Il ne restait plus que lui et moi.

Maly Lagarde

Attente

Collée au radiateur, elle s’étonnait d’avoir froid : dehors il faisait doux. Ce soir il allait arriver. La chaleur de ses bras chasserait grisaille et réflexions idiotes sur la météo.

Pendant tous ces mois loin d’elle, son désir aurait-il changé ? Elle s’interrogeait : et moi, vais-je le désirer autant ?

Puis, d’un doigt, elle lança le concert à Cologne. Keith Jarrett. Le piano la remis en mouvement. Salle de bain. Elle dispersa quelques sels odorants dans la baignoire dont le niveau commençait à monter. Elle n’entendit pas une moto vrombir puis s’arrêter sous sa fenêtre. Chambre. Elle y prit des dessous chics. Elle n’entendit pas grincer les marches de l’escalier. Salon. Grand miroir. Elle y ajusta une mèche.

La sonnette de l’entrée déchira l’instant. Elle ne l’espérait pas si tôt. Geste suspendu de sa main sur la poignée de la porte. Plus tard elle se remémorerait cette scène. Comme une image de film au montage. Champ/contre champ.

Elle n’avait jamais vu cet homme. Il bloqua la porte du pied, entra.  — Arrêtez cette eau. Pas d’inondation s’il vous plaît. — Mais… L’élan brisé, elle avait perdu toute contenance. Une étrange pensée affleura. Ce ‘pas d’inondation’ faisait-il allusion à des larmes futures ? Robinets fermés, retour vers l’intrus. Elle l’interrogea du regard.

— Thomas s’est fait arrêter à la frontière ce matin. Il m’a demandé de vous avertir. Ne le contactez pas. Plus jamais.

Panique. Elle dit — Quoi ?

Les larmes étaient encore loin. Elles viendraient après.

Houda Benalla

La fissure

Les terrasses verdoyantes sont luxuriantes. Ana regarde la couleur des roses qui explose de lumière, puis le fémminello verdello, débordant de citrons. Elle observe que, des ronces aux racines, les plantes se fraient un chemin ensemble, sans jamais détruire. Elle fixe un drôle de nuage qui grossit et fait alors un tour panoramique sur la pointe des pieds, une truelle à la main, la tête au vent comme une danseuse, une fée des champs libérée au couchant, cueillant quelques fruits au rythme effréné des roues de camions qui brisent l’air sur les travées de béton, mille mètres plus haut.
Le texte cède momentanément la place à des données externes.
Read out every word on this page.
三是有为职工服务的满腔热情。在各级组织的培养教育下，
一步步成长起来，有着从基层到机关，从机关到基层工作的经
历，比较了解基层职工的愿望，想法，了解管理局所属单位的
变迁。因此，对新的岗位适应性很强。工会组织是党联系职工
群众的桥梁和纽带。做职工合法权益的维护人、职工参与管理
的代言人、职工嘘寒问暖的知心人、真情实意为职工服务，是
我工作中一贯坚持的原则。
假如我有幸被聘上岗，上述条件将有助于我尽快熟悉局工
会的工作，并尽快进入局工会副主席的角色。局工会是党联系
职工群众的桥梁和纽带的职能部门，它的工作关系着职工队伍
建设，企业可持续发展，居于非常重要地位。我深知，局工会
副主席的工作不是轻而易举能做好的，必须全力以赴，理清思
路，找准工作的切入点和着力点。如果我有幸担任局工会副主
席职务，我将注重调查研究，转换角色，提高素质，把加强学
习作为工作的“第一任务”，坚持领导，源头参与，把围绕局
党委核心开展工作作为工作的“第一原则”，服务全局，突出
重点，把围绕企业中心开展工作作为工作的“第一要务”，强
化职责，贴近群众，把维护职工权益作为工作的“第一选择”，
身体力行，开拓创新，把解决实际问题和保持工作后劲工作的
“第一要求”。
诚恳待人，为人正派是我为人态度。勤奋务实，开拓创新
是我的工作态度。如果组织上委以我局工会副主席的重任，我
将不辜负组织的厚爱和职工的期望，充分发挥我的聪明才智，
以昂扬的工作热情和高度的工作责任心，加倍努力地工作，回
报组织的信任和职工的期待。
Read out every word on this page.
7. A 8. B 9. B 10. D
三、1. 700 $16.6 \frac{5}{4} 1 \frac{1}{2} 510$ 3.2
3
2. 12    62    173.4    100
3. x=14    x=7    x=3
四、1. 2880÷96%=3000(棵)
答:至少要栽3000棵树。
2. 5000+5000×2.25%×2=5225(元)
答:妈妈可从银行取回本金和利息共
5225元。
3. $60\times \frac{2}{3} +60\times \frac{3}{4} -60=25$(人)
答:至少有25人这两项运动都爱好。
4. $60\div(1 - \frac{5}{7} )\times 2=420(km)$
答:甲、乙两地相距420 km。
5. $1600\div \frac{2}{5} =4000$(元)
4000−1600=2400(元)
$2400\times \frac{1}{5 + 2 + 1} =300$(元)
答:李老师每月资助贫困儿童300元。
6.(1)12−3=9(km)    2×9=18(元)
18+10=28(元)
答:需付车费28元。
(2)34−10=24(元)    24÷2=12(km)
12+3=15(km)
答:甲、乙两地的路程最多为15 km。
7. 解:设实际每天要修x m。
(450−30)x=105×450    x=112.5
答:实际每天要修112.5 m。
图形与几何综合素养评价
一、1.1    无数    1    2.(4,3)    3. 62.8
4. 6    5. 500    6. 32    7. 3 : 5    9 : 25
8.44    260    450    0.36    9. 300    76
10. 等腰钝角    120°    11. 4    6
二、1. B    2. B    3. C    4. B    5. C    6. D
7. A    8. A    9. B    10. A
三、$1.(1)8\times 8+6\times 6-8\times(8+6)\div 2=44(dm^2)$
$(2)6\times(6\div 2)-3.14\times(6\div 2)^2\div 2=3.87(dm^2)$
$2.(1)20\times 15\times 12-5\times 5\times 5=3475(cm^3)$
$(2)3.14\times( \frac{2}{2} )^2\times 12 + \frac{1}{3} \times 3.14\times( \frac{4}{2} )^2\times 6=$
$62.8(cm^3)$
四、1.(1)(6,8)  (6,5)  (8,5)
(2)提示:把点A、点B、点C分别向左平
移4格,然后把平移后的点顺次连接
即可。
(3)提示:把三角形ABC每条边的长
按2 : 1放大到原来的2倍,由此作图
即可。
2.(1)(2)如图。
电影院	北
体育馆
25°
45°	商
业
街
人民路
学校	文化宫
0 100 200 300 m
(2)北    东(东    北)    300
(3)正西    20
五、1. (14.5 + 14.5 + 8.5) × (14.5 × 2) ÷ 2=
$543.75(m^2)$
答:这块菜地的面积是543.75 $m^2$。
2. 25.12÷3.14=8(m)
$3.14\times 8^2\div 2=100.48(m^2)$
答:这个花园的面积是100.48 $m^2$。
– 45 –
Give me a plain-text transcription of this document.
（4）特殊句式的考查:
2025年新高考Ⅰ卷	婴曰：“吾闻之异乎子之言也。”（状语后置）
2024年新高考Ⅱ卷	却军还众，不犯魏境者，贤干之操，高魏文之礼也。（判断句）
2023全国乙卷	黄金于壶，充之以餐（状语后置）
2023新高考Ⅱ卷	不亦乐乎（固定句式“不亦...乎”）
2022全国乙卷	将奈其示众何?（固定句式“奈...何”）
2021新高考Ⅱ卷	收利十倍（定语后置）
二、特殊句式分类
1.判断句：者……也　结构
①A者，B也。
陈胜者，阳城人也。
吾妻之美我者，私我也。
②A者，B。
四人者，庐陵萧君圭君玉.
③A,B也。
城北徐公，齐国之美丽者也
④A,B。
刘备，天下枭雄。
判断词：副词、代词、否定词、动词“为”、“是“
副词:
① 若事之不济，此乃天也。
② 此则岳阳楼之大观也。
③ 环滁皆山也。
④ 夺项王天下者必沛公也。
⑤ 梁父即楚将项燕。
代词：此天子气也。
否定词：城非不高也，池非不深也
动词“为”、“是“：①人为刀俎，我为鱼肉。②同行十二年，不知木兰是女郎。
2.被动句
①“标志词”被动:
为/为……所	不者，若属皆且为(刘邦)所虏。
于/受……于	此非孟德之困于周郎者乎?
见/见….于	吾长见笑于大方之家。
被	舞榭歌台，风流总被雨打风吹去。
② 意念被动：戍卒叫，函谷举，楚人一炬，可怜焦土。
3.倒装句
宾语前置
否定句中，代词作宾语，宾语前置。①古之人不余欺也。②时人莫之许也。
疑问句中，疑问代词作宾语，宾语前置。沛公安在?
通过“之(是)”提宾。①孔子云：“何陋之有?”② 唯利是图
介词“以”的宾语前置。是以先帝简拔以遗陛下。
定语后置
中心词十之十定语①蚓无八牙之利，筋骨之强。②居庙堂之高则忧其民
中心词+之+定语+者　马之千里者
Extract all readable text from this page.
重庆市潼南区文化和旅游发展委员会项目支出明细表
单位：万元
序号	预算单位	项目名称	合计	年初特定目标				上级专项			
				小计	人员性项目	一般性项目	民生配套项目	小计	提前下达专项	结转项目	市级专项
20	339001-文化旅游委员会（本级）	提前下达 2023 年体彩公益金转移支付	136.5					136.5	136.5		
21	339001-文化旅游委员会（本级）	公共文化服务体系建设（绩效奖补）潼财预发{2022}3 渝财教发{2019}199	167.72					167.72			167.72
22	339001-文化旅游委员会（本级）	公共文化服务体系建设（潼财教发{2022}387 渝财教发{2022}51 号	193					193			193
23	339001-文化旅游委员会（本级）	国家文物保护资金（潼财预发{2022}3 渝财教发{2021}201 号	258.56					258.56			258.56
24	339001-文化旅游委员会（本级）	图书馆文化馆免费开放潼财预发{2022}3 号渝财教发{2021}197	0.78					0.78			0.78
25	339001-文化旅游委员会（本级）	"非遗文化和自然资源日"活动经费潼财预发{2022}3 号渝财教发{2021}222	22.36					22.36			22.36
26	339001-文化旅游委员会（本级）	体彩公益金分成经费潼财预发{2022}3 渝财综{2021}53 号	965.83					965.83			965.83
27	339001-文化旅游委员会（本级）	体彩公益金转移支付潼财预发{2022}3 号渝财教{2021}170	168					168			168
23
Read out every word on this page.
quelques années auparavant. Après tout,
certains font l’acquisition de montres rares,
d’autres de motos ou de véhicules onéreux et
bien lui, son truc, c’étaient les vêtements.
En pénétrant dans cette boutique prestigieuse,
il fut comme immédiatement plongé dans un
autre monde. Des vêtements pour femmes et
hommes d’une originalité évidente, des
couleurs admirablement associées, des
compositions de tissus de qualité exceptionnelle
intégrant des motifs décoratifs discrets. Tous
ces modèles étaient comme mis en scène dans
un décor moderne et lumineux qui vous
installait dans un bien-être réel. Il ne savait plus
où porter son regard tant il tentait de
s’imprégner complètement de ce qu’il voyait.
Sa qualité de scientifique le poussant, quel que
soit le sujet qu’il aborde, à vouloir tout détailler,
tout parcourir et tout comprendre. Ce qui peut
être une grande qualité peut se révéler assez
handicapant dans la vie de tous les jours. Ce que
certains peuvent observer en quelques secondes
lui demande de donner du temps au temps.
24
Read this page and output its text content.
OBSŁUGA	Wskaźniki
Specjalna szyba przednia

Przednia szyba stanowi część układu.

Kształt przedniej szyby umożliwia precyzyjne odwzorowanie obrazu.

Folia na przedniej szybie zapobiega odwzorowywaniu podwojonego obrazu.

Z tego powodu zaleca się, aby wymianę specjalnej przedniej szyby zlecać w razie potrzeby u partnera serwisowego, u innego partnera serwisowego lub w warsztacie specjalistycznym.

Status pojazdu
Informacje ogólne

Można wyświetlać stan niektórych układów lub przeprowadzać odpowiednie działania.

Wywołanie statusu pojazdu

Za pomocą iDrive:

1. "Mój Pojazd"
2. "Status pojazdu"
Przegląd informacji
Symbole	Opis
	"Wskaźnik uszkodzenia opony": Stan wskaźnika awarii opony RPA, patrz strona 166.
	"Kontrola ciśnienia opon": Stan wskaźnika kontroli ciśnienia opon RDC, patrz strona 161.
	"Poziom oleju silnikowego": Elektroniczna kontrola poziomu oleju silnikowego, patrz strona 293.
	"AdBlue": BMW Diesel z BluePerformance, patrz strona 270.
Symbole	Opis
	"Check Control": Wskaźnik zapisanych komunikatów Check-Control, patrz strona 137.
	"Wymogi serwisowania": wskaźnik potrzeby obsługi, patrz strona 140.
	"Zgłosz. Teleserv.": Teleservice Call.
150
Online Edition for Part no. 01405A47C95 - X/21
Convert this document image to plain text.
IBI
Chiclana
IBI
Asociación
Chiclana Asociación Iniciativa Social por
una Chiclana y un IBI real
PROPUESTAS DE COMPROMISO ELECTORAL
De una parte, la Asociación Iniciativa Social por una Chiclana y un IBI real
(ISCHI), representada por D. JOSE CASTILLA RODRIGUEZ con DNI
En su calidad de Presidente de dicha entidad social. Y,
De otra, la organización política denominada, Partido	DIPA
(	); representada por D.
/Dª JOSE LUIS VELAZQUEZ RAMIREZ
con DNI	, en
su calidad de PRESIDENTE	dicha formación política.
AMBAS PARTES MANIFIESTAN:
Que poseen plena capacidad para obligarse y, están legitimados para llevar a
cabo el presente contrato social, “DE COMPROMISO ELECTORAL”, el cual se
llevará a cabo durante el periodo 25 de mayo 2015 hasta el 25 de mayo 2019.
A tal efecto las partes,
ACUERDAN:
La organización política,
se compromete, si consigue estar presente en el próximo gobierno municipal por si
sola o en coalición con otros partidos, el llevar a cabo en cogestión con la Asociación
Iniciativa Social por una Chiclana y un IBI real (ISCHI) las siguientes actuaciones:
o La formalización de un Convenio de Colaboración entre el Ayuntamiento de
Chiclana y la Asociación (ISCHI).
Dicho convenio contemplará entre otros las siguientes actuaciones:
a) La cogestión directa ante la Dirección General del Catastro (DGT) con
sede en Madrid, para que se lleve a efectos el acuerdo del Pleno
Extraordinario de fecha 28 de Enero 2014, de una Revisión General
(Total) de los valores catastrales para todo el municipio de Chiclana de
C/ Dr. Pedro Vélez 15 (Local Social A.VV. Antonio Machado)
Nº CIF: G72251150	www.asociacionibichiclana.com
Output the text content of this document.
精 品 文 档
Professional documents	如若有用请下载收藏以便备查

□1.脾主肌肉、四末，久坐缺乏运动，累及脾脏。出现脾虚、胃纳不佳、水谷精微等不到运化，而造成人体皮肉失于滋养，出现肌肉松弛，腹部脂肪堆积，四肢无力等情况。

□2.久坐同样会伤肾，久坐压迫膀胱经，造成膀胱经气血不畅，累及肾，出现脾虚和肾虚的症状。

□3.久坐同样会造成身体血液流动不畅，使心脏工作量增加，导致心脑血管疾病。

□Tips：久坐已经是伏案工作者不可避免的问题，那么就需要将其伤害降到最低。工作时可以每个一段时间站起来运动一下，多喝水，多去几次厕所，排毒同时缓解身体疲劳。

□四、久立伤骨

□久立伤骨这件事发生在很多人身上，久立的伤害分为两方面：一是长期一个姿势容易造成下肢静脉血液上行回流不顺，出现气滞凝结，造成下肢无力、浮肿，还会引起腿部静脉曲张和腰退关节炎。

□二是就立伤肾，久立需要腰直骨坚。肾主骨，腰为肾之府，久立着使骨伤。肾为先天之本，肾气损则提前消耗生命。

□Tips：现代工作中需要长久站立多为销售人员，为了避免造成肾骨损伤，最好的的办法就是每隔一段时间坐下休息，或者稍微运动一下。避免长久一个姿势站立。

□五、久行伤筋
Sur le pont, Tony est habitué à vérifier les lampadaires, il effectue sa tournée hâtivement. Il ne s’arrête pas, comme d’habitude, pour tâter le câble du hauban. Il vient de raccrocher avec sa fille, anxieuse, qui s’impatiente de préparer le Ferragosto avec lui.

En quittant l’autoroute des fleurs, Nikos ne sent pas la fatigue, il veut franchir le cap, arriver à l’heure. Il pense à sa citronnade, il y mettra du gingembre. Il n’entend ni la détonation, ni la secousse qui suit. Concentré, il essaie de voir le jardin en bas du viaduc. Il monte le son, c’est « Con te partiro », il adore ce chant. Une sirène tonne au loin. Le ciel est lourd, Nikos regrette de ne pas avoir pris son anorak. Un second choc survient, il se ressaisit, ça doit être le manque de sommeil. Un conducteur fonce dans l’autre sens, en faisant de grands signes et en klaxonnant. Nikos est happé par sa recherche du citronnier qu’il aperçoit, enfin, plus bas. Jusque là, la fissure craquelle encore.